Jenny raised her head. “Hey, Mr. Little,” she might have said had he slowed, “how are you today?”
“Fair to middlin’,” old Merle might have answered had he been a more
compassionate sort, “and you, Jenny? My, but you’re looking pretty today.”
She might have smiled sweetly or blushed. She might have even thanked him for the compliment and pretended it was earned. She certainly would have waved when he drove off, because that was the friendly thing to do to someone you had known all your life— someone whose family had founded the town— someone who lived right on your very own street, even if he resented that fact and wished it were otherwise.
She walked on. The Booths’ mongrels barked, though she couldn’t see them through the fog. Nor could she see the rusted hinge on the Johnsons’ front gate up ahead, or the flowers blooming in the Farinas’ yard, but she knew those things were there. She could hear the first and smell the last.
“Shhhhh,” she might have warned whatever children she’d had. “Keep your voices low. Old man Farina has a temper. It won’t do any good to rile him up.”
“But he can’t come after us, Mama,” one of the children might have pointed out, “he can’t walk.”
“He can so,” another might have argued. “He has canes. He hit Joey Battle with one, even after Deputy Dan told him not to do it. How come he did that, Mama, after Deputy Dan said no?”
Because some people are bad, Jenny might have answered if she’d had children, and all the while she would have been hugging the baby to her hip— a sweet, silk-haired powdery little girl, so warm, so clingy with the love and need Jenny craved that Jenny would have been hard put to set her down for so much as a nap. Some people don’t care what’s the law and what isn’t. Some people don’t listen to Deputy Dan, not to one word.
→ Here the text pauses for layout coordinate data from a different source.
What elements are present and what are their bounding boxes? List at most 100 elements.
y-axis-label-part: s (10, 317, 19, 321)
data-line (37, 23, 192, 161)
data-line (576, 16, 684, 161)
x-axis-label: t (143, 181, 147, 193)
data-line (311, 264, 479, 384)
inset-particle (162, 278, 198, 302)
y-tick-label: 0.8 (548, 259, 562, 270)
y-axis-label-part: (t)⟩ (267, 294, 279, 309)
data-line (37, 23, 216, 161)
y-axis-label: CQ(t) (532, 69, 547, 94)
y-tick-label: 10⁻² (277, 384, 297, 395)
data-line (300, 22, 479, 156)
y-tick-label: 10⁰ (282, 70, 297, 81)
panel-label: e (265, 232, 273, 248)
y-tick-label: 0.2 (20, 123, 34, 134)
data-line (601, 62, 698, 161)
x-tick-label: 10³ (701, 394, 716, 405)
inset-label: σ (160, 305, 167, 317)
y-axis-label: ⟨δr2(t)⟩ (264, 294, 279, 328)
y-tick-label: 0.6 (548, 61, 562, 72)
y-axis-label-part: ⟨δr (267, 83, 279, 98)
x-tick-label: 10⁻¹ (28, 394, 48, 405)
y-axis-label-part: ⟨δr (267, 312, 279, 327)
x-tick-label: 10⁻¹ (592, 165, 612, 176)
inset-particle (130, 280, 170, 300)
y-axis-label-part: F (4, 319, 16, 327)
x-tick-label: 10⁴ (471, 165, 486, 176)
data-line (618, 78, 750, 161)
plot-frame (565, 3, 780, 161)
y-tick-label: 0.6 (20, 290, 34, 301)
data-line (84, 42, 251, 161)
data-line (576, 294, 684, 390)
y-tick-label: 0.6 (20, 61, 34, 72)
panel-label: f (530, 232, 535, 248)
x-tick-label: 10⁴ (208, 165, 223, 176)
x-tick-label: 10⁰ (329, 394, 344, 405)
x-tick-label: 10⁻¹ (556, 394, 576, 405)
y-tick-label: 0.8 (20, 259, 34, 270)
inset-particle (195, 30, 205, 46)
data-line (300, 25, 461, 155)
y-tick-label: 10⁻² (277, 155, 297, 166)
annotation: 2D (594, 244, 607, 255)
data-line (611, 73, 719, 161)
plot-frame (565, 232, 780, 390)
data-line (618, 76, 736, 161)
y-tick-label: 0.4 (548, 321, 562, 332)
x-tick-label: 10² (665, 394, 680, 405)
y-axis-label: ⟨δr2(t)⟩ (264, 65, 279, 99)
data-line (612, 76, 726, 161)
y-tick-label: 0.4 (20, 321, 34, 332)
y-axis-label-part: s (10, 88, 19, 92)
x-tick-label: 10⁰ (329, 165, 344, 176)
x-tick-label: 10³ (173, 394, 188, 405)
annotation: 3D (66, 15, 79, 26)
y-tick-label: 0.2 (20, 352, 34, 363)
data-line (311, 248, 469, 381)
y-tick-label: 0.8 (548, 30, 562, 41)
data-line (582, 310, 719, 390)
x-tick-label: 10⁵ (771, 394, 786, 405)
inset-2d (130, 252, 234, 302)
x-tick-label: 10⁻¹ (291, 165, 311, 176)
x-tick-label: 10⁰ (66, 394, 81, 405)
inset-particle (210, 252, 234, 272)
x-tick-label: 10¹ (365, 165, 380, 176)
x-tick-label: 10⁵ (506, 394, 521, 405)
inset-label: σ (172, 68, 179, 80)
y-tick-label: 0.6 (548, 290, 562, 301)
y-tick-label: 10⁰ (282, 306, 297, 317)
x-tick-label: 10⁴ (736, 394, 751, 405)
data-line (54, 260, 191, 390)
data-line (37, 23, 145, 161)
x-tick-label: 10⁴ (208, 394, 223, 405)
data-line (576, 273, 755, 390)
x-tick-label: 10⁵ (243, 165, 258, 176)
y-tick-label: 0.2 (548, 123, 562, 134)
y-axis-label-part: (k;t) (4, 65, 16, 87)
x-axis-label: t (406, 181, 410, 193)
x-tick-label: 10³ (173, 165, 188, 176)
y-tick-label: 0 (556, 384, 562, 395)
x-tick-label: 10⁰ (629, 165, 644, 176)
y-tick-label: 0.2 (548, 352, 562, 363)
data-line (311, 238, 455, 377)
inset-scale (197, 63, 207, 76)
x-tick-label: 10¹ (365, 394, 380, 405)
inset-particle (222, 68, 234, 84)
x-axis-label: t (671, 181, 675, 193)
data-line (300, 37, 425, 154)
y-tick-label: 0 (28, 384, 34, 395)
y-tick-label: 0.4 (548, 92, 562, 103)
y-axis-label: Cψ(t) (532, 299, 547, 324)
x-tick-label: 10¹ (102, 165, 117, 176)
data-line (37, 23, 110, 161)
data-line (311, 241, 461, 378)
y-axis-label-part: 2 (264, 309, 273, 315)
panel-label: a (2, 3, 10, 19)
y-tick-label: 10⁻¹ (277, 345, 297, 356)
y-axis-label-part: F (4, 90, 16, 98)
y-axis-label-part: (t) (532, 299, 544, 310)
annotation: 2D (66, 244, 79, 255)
The fog shifted to give a glimpse of September-green birch leaves and peeling white bark. In another two weeks, those leaves would turn yellow. By then, Jenny mused, she might be gone.
As the fog closed in again, she imagined a different town beyond it. She imagined something like New York City, with tall buildings, long avenues, and no one knowing where she’d come from, who she’d been, or what she’d done, and if not New York, then someplace in Wyoming, with the kind of wide-open spaces that went on and on and on. She could get lost there, too. First, though, she had to escape Little Falls.